Certamente, anche perché, tra l’altro, la vicenda si stava risolvendo a suo favore. I candidati avevano fatto bene a rivolgersi ai giudici, bisognava solamente aspettare e rispettare le loro decisioni.

L’eccezionalità della situazione avrebbe in qualunque caso richiesto una “soluzione politica”, come avevano auspicato anche alcuni autorevoli esponenti del centrosinistra?

Nel caso in cui l’autorità giudiziaria, in piena autonomia, non avesse risolto il problema la parte responsabile del centrodestra avrebbe dovuto cercare un’intesa con il centrosinistra.
Il segretario del Pd, Bersani, aveva sottolineato fin da subito l’anomalia di un’elezione in cui non fosse presente il maggior partito nazionale, la coalizione che sostiene il governo e candidati presidenti così importanti. Al momento delle elezioni, però, sulla riga di partenza, piccoli o grandi, siamo tutti uguali e questo tipo di provvedimento non sembra rispettare questo principio.

Se, seguendo il suo ragionamento, dopo l’esito negativo del Tar, la maggioranza vi avesse chiesto di condividere la soluzione del problema cosa avreste proposto?

Difficile dirlo. Ci sono troppi “se”. Ripeto, occorreva una soluzione più responsabile e oculata.
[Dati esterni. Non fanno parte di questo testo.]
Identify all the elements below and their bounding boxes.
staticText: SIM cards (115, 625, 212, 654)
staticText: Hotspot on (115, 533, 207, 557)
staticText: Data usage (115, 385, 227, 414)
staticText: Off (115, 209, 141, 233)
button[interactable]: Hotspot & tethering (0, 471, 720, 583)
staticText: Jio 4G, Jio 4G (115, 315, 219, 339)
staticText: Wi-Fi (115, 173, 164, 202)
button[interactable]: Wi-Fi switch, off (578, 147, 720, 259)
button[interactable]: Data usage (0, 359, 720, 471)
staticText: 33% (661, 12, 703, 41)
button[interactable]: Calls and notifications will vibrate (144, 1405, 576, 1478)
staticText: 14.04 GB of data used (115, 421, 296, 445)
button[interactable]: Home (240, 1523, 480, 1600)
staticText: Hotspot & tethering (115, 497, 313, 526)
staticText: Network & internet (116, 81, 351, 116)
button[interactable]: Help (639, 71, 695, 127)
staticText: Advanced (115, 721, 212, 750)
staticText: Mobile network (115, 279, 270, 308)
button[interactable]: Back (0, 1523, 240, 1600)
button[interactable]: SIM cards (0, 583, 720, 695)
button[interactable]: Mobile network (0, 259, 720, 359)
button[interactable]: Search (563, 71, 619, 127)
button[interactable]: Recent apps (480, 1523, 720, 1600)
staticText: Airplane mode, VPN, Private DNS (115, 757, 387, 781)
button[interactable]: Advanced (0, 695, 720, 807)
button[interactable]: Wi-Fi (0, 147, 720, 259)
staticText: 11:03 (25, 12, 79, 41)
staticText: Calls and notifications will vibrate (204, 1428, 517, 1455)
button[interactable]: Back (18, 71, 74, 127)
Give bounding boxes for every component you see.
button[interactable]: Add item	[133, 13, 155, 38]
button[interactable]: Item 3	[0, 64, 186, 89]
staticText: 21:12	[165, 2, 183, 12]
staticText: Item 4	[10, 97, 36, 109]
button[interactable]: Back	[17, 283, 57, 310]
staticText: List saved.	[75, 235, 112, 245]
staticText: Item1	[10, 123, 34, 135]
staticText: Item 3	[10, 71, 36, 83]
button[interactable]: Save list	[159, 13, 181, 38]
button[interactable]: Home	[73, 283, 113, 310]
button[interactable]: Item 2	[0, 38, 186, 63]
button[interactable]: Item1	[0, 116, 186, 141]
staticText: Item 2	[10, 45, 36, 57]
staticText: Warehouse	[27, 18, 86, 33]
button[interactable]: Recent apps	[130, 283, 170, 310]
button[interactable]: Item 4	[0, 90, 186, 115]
Sono convinto anch’io che quando ad essere escluso dalle elezioni è uno dei partiti più importanti il danno alla rappresentatività è più grave, ma ora rischiamo di ritrovarci in un groviglio giudiziario inestricabile. Tra conflitti di attribuzione, eccezioni di incostituzionalità e l’andamento dell’iter parlamentare può succedere di tutto. Non ce la caveremo di certo in poco tempo.

A venti giorni dal voto la campagna elettorale rischia di esaurirsi in questa polemica e di mettere in secondo piano i programmi e le differenze tra candidati e schieramenti?

La campagna elettorale va avanti. Questo non sarà l’unico tema, ma diventa a pieno titolo uno dei temi da discutere. Chi ha dato prova della propria difficoltà nel rispettare le regole ne risponderà, il tempo per parlare dei problemi degli italiani rimane.

Queste tensioni mettono a rischio le riforme condivise che dopo le regionali dovrebbero vedere collaborare maggioranza e opposizione?

 

Di sicuro quello che è successo non aiuta e rivela ancora di più che il Paese ha bisogno di una seria riforma delle regole Costituzionali.

Massimo Cacciari, in un’intervista al nostro giornale, sottolineava come la raccolta delle firme si sia ormai ridotta a un’incombenza burocratica e proponeva di abolirla per i partiti radicati nel Paese, riservandola soltanto alle nuove formazioni politiche?

Non sono d’accordo, non è una procedura burocratica, ma un momento di partecipazione attiva, se un partito vive tra la gente.
Non ha senso generalizzare e sminuire l’impegno dei cittadini che si sono impegnati e sacrificati per raccogliere le firme sufficienti. Non dimentichiamoci, tra l’altro, che alcune liste per questi motivi non sono state ammesse. Il diritto è diritto, la garanzia è garanzia e in democrazia questo non dipende dal peso che uno ha.

L’opposizione manifesterà unitariamente contro questo provvedimento o il Pd si distinguerà da Di Pietro e De Magistris che in questi giorni hanno parlato di “golpe”, “tirannia” e “impeachment”?

Vedremo. Si manifesta con i cittadini, le manifestazioni sono libere e aperte. Di certo non parteciperei mai a una manifestazione contro il Capo dello Stato. Bisogna saper rimanere all’interno del sistema democratico.